18.4. FBNZ shall not be held responsible for any delay, default, or consequential loss or damage due to any industrial disputes, accidents, natural disasters, acts of terrorism, equipment failure or mischievous damage or other cause beyond FBNZ’s control.
19. PRIVACY
19.1. If any personal information (as that term is defined in the Privacy Act 2020) regarding the customer is disclosed to FBNZ under or in relation to this Agreement, the use, disclosure and security of, and the customer’s access to, that information, will be set out in FBNZ’s privacy policy (as available on FBNZ’s website).
20. SUBCONTRACTING
20.1. The Customer understands and agrees that FBNZ may subcontract some or all work under this Agreement at any time, without prior consent from the Customer.

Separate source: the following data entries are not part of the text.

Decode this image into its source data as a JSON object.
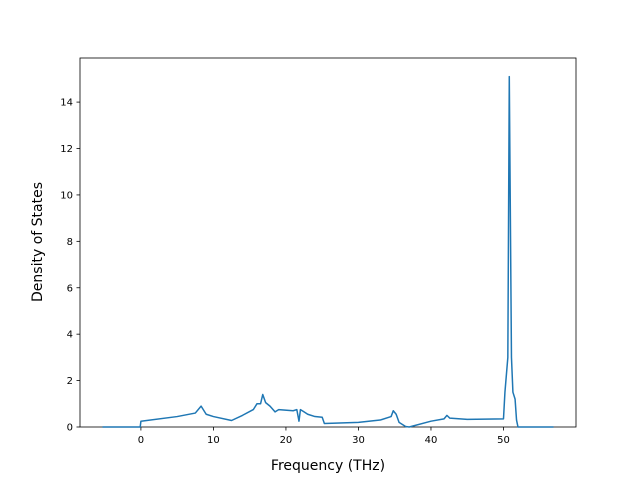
{
  "chart_data": {
    "type": "line",
    "xlabel": "Frequency (THz)",
    "ylabel": "Density of States",
    "x": [
      -5.3,
      -0.1,
      0,
      5,
      7.5,
      8.3,
      9,
      10,
      12.5,
      14,
      15.5,
      16,
      16.5,
      16.8,
      17.2,
      17.8,
      18.5,
      19,
      21,
      21.5,
      21.8,
      22,
      22.5,
      23,
      24,
      25,
      25.3,
      30,
      33,
      34.5,
      34.8,
      35.2,
      35.6,
      36.5,
      37,
      40,
      41.8,
      42.2,
      42.6,
      45,
      50,
      50.2,
      50.6,
      50.8,
      51.1,
      51.3,
      51.6,
      51.8,
      52,
      56.9
    ],
    "series": [
      {
        "name": "DOS",
        "color": "#1f77b4",
        "values": [
          0,
          0,
          0.25,
          0.45,
          0.6,
          0.9,
          0.55,
          0.45,
          0.28,
          0.5,
          0.75,
          1.0,
          1.0,
          1.4,
          1.05,
          0.9,
          0.65,
          0.75,
          0.7,
          0.75,
          0.25,
          0.75,
          0.65,
          0.55,
          0.45,
          0.42,
          0.15,
          0.2,
          0.3,
          0.45,
          0.7,
          0.55,
          0.2,
          0.02,
          0,
          0.25,
          0.35,
          0.5,
          0.38,
          0.33,
          0.35,
          1.5,
          3.0,
          15.1,
          3.0,
          1.5,
          1.2,
          0.3,
          0,
          0
        ]
      }
    ],
    "xlim": [
      -8.4,
      60.0
    ],
    "ylim": [
      0,
      15.9
    ],
    "xticks": [
      0,
      10,
      20,
      30,
      40,
      50
    ],
    "yticks": [
      0,
      2,
      4,
      6,
      8,
      10,
      12,
      14
    ]
  }
}
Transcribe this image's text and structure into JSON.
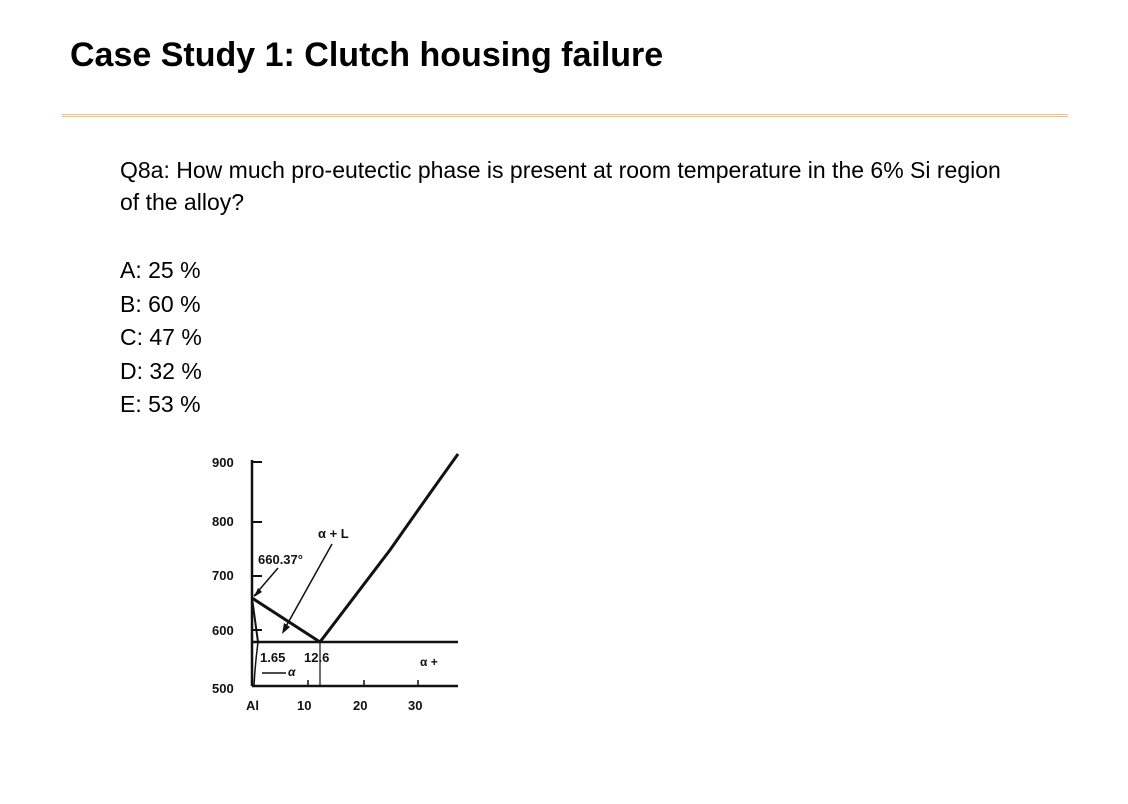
{
  "slide": {
    "title": "Case Study 1: Clutch housing failure",
    "accent_color": "#f2c070"
  },
  "question": {
    "text": "Q8a: How much pro-eutectic phase is present at room temperature in the 6% Si region of the alloy?"
  },
  "options": [
    "A: 25 %",
    "B: 60 %",
    "C: 47 %",
    "D: 32 %",
    "E: 53 %"
  ],
  "diagram": {
    "y_ticks": [
      "900",
      "800",
      "700",
      "600",
      "500"
    ],
    "x_ticks": [
      "Al",
      "10",
      "20",
      "30"
    ],
    "labels": {
      "melting_point": "660.37°",
      "alpha_liquid": "α + L",
      "solubility": "1.65",
      "eutectic": "12.6",
      "alpha": "α",
      "alpha_plus": "α +"
    }
  }
}
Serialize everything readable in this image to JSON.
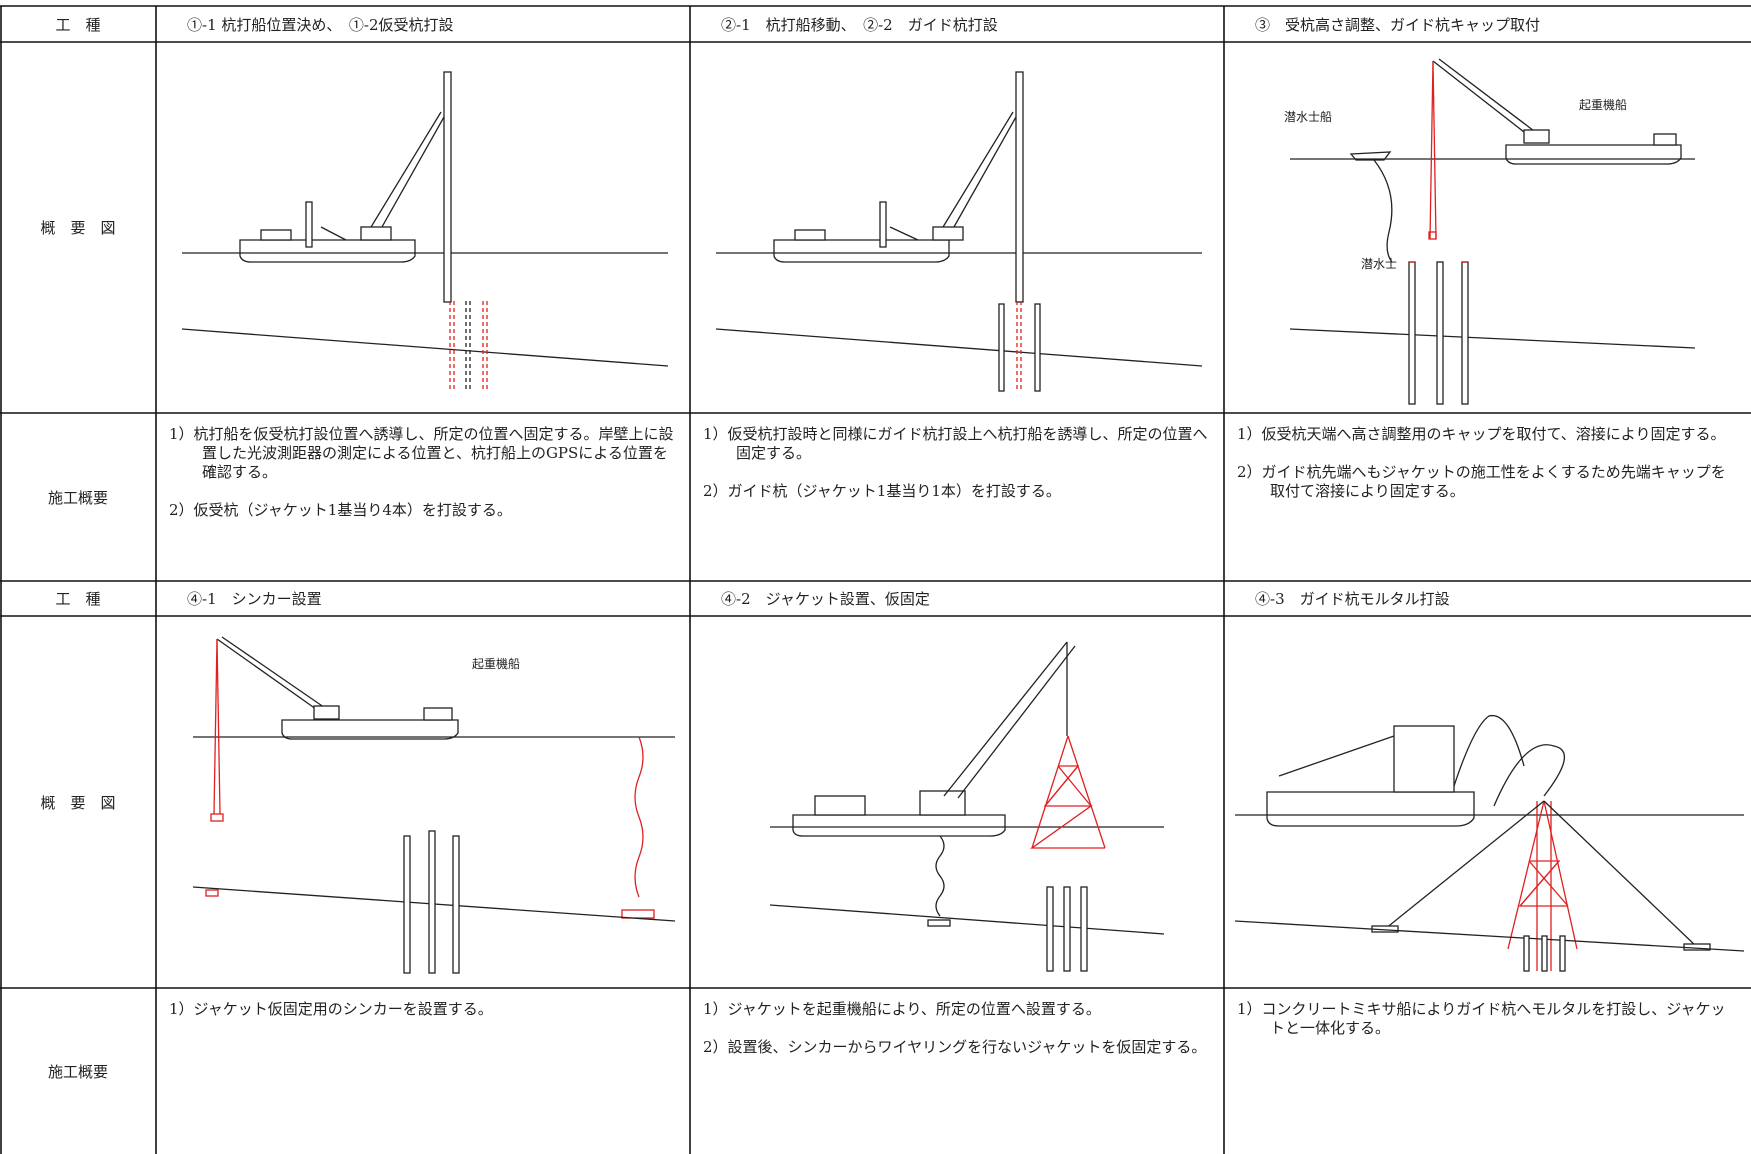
{
  "rows": [
    {
      "header_label": "工　種",
      "overview_label": "概　要　図",
      "summary_label": "施工概要",
      "panels": [
        {
          "title": "①-1 杭打船位置決め、　①-2仮受杭打設",
          "items": [
            "1）杭打船を仮受杭打設位置へ誘導し、所定の位置へ固定する。岸壁上に設置した光波測距器の測定による位置と、杭打船上のGPSによる位置を確認する。",
            "2）仮受杭（ジャケット1基当り4本）を打設する。"
          ]
        },
        {
          "title": "②-1　杭打船移動、　②-2　ガイド杭打設",
          "items": [
            "1）仮受杭打設時と同様にガイド杭打設上へ杭打船を誘導し、所定の位置へ固定する。",
            "2）ガイド杭（ジャケット1基当り1本）を打設する。"
          ]
        },
        {
          "title": "③　受杭高さ調整、ガイド杭キャップ取付",
          "labels": [
            "潜水士船",
            "起重機船",
            "潜水士"
          ],
          "items": [
            "1）仮受杭天端へ高さ調整用のキャップを取付て、溶接により固定する。",
            "2）ガイド杭先端へもジャケットの施工性をよくするため先端キャップを取付て溶接により固定する。"
          ]
        }
      ]
    },
    {
      "header_label": "工　種",
      "overview_label": "概　要　図",
      "summary_label": "施工概要",
      "panels": [
        {
          "title": "④-1　シンカー設置",
          "labels": [
            "起重機船"
          ],
          "items": [
            "1）ジャケット仮固定用のシンカーを設置する。"
          ]
        },
        {
          "title": "④-2　ジャケット設置、仮固定",
          "items": [
            "1）ジャケットを起重機船により、所定の位置へ設置する。",
            "2）設置後、シンカーからワイヤリングを行ないジャケットを仮固定する。"
          ]
        },
        {
          "title": "④-3　ガイド杭モルタル打設",
          "items": [
            "1）コンクリートミキサ船によりガイド杭へモルタルを打設し、ジャケットと一体化する。"
          ]
        }
      ]
    }
  ]
}
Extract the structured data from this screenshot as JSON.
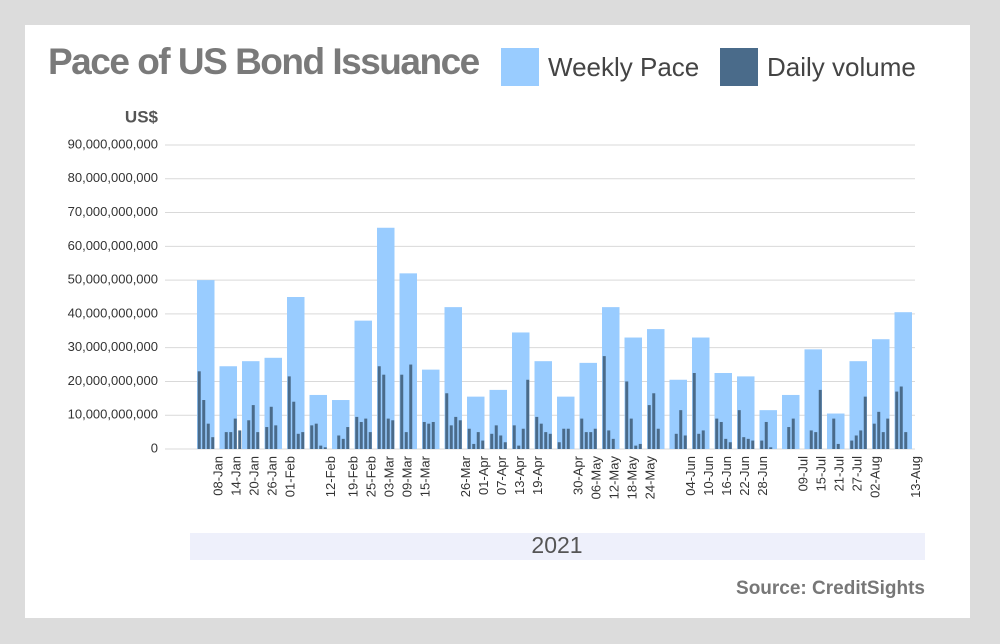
{
  "chart_data": {
    "type": "bar",
    "title": "Pace of US Bond Issuance",
    "y_label": "US$",
    "x_label": "2021",
    "source": "Source: CreditSights",
    "grid": true,
    "ylim": [
      0,
      90000000000
    ],
    "yticks": [
      0,
      {
        "value": 10000000000,
        "label": "10,000,000,000"
      },
      {
        "value": 20000000000,
        "label": "20,000,000,000"
      },
      {
        "value": 30000000000,
        "label": "30,000,000,000"
      },
      {
        "value": 40000000000,
        "label": "40,000,000,000"
      },
      {
        "value": 50000000000,
        "label": "50,000,000,000"
      },
      {
        "value": 60000000000,
        "label": "60,000,000,000"
      },
      {
        "value": 70000000000,
        "label": "70,000,000,000"
      },
      {
        "value": 80000000000,
        "label": "80,000,000,000"
      },
      {
        "value": 90000000000,
        "label": "90,000,000,000"
      }
    ],
    "categories": [
      null,
      null,
      null,
      null,
      "08-Jan",
      null,
      null,
      null,
      "14-Jan",
      null,
      null,
      null,
      "20-Jan",
      null,
      null,
      null,
      "26-Jan",
      null,
      null,
      null,
      "01-Feb",
      null,
      null,
      null,
      null,
      null,
      null,
      null,
      null,
      "12-Feb",
      null,
      null,
      null,
      null,
      "19-Feb",
      null,
      null,
      null,
      "25-Feb",
      null,
      null,
      null,
      "03-Mar",
      null,
      null,
      null,
      "09-Mar",
      null,
      null,
      null,
      "15-Mar",
      null,
      null,
      null,
      null,
      null,
      null,
      null,
      null,
      "26-Mar",
      null,
      null,
      null,
      "01-Apr",
      null,
      null,
      null,
      "07-Apr",
      null,
      null,
      null,
      "13-Apr",
      null,
      null,
      null,
      "19-Apr",
      null,
      null,
      null,
      null,
      null,
      null,
      null,
      null,
      "30-Apr",
      null,
      null,
      null,
      "06-May",
      null,
      null,
      null,
      "12-May",
      null,
      null,
      null,
      "18-May",
      null,
      null,
      null,
      "24-May",
      null,
      null,
      null,
      null,
      null,
      null,
      null,
      null,
      "04-Jun",
      null,
      null,
      null,
      "10-Jun",
      null,
      null,
      null,
      "16-Jun",
      null,
      null,
      null,
      "22-Jun",
      null,
      null,
      null,
      "28-Jun",
      null,
      null,
      null,
      null,
      null,
      null,
      null,
      null,
      "09-Jul",
      null,
      null,
      null,
      "15-Jul",
      null,
      null,
      null,
      "21-Jul",
      null,
      null,
      null,
      "27-Jul",
      null,
      null,
      null,
      "02-Aug",
      null,
      null,
      null,
      null,
      null,
      null,
      null,
      null,
      "13-Aug"
    ],
    "series": [
      {
        "name": "Weekly Pace",
        "color": "#99ccff",
        "span": 5,
        "values": [
          50000000000.0,
          null,
          null,
          null,
          null,
          24500000000.0,
          null,
          null,
          null,
          null,
          26000000000.0,
          null,
          null,
          null,
          null,
          27000000000.0,
          null,
          null,
          null,
          null,
          45000000000.0,
          null,
          null,
          null,
          null,
          16000000000.0,
          null,
          null,
          null,
          null,
          14500000000.0,
          null,
          null,
          null,
          null,
          38000000000.0,
          null,
          null,
          null,
          null,
          65500000000.0,
          null,
          null,
          null,
          null,
          52000000000.0,
          null,
          null,
          null,
          null,
          23500000000.0,
          null,
          null,
          null,
          null,
          42000000000.0,
          null,
          null,
          null,
          null,
          15500000000.0,
          null,
          null,
          null,
          null,
          17500000000.0,
          null,
          null,
          null,
          null,
          34500000000.0,
          null,
          null,
          null,
          null,
          26000000000.0,
          null,
          null,
          null,
          null,
          15500000000.0,
          null,
          null,
          null,
          null,
          25500000000.0,
          null,
          null,
          null,
          null,
          42000000000.0,
          null,
          null,
          null,
          null,
          33000000000.0,
          null,
          null,
          null,
          null,
          35500000000.0,
          null,
          null,
          null,
          null,
          20500000000.0,
          null,
          null,
          null,
          null,
          33000000000.0,
          null,
          null,
          null,
          null,
          22500000000.0,
          null,
          null,
          null,
          null,
          21500000000.0,
          null,
          null,
          null,
          null,
          11500000000.0,
          null,
          null,
          null,
          null,
          16000000000.0,
          null,
          null,
          null,
          null,
          29500000000.0,
          null,
          null,
          null,
          null,
          10500000000.0,
          null,
          null,
          null,
          null,
          26000000000.0,
          null,
          null,
          null,
          null,
          32500000000.0,
          null,
          null,
          null,
          null,
          40500000000.0,
          null,
          null,
          null,
          null
        ]
      },
      {
        "name": "Daily volume",
        "color": "#4a6b8a",
        "span": 1,
        "values": [
          23000000000.0,
          14500000000.0,
          7500000000.0,
          3500000000.0,
          0,
          0,
          5000000000.0,
          5000000000.0,
          9000000000.0,
          5500000000.0,
          0,
          8500000000.0,
          13000000000.0,
          5000000000.0,
          0,
          6500000000.0,
          12500000000.0,
          7000000000.0,
          0,
          0,
          21500000000.0,
          14000000000.0,
          4500000000.0,
          5000000000.0,
          0,
          7000000000.0,
          7500000000.0,
          1000000000.0,
          500000000.0,
          0,
          0,
          4000000000.0,
          3000000000.0,
          6500000000.0,
          0,
          9500000000.0,
          8000000000.0,
          9000000000.0,
          5000000000.0,
          0,
          24500000000.0,
          22000000000.0,
          9000000000.0,
          8500000000.0,
          0,
          22000000000.0,
          5000000000.0,
          25000000000.0,
          0,
          0,
          8000000000.0,
          7500000000.0,
          8000000000.0,
          0,
          0,
          16500000000.0,
          7000000000.0,
          9500000000.0,
          8500000000.0,
          0,
          6000000000.0,
          1500000000.0,
          5000000000.0,
          2500000000.0,
          0,
          4500000000.0,
          7000000000.0,
          4000000000.0,
          2000000000.0,
          0,
          7000000000.0,
          1000000000.0,
          6000000000.0,
          20500000000.0,
          0,
          9500000000.0,
          7500000000.0,
          5000000000.0,
          4500000000.0,
          0,
          2000000000.0,
          6000000000.0,
          6000000000.0,
          0,
          0,
          9000000000.0,
          5000000000.0,
          5000000000.0,
          6000000000.0,
          0,
          27500000000.0,
          5500000000.0,
          3000000000.0,
          0,
          0,
          20000000000.0,
          9000000000.0,
          1000000000.0,
          1500000000.0,
          0,
          13000000000.0,
          16500000000.0,
          6000000000.0,
          0,
          0,
          0,
          4500000000.0,
          11500000000.0,
          4000000000.0,
          0,
          22500000000.0,
          4500000000.0,
          5500000000.0,
          0,
          0,
          9000000000.0,
          8000000000.0,
          3000000000.0,
          2000000000.0,
          0,
          11500000000.0,
          3500000000.0,
          3000000000.0,
          2500000000.0,
          0,
          2500000000.0,
          8000000000.0,
          500000000.0,
          0,
          0,
          0,
          6500000000.0,
          9000000000.0,
          0,
          0,
          0,
          5500000000.0,
          5000000000.0,
          17500000000.0,
          0,
          0,
          9000000000.0,
          1500000000.0,
          0,
          0,
          2500000000.0,
          4000000000.0,
          5500000000.0,
          15500000000.0,
          0,
          7500000000.0,
          11000000000.0,
          5000000000.0,
          9000000000.0,
          0,
          17000000000.0,
          18500000000.0,
          5000000000.0,
          0,
          0
        ]
      }
    ]
  }
}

20.2. FBNZ will ensure its subcontractors comply with all terms contained in this Agreement.
21. PAYMENT
21.1. All payments are due in full on or before the 20th of the month following delivery of the work, unless otherwise agreed in writing.
22. OVERDUE ACCOUNTS
22.1. Without prejudice to FBNZ’s other rights and remedies, FBNZ may charge the customer interest on any charges that remain unpaid at the due date, calculated at a flat fee of twenty-five dollars or at the rate of 5.0% interest, whichever is the greater, per calendar month or part month, until the date payment is received by FBNZ.
23. TITLE AND RISK
23.1. Title in the finished work shall pass to the Customer on the date the customer makes full payment set out in the quotation.
23.2. Risk in the finished work shall pass to the Customer upon delivery.
24. GOVERNING LAW
24.1. This agreement will be governed by the laws of New Zealand. The parties irrevocably and unconditionally submit to the exclusive jurisdiction of the courts of New Zealand.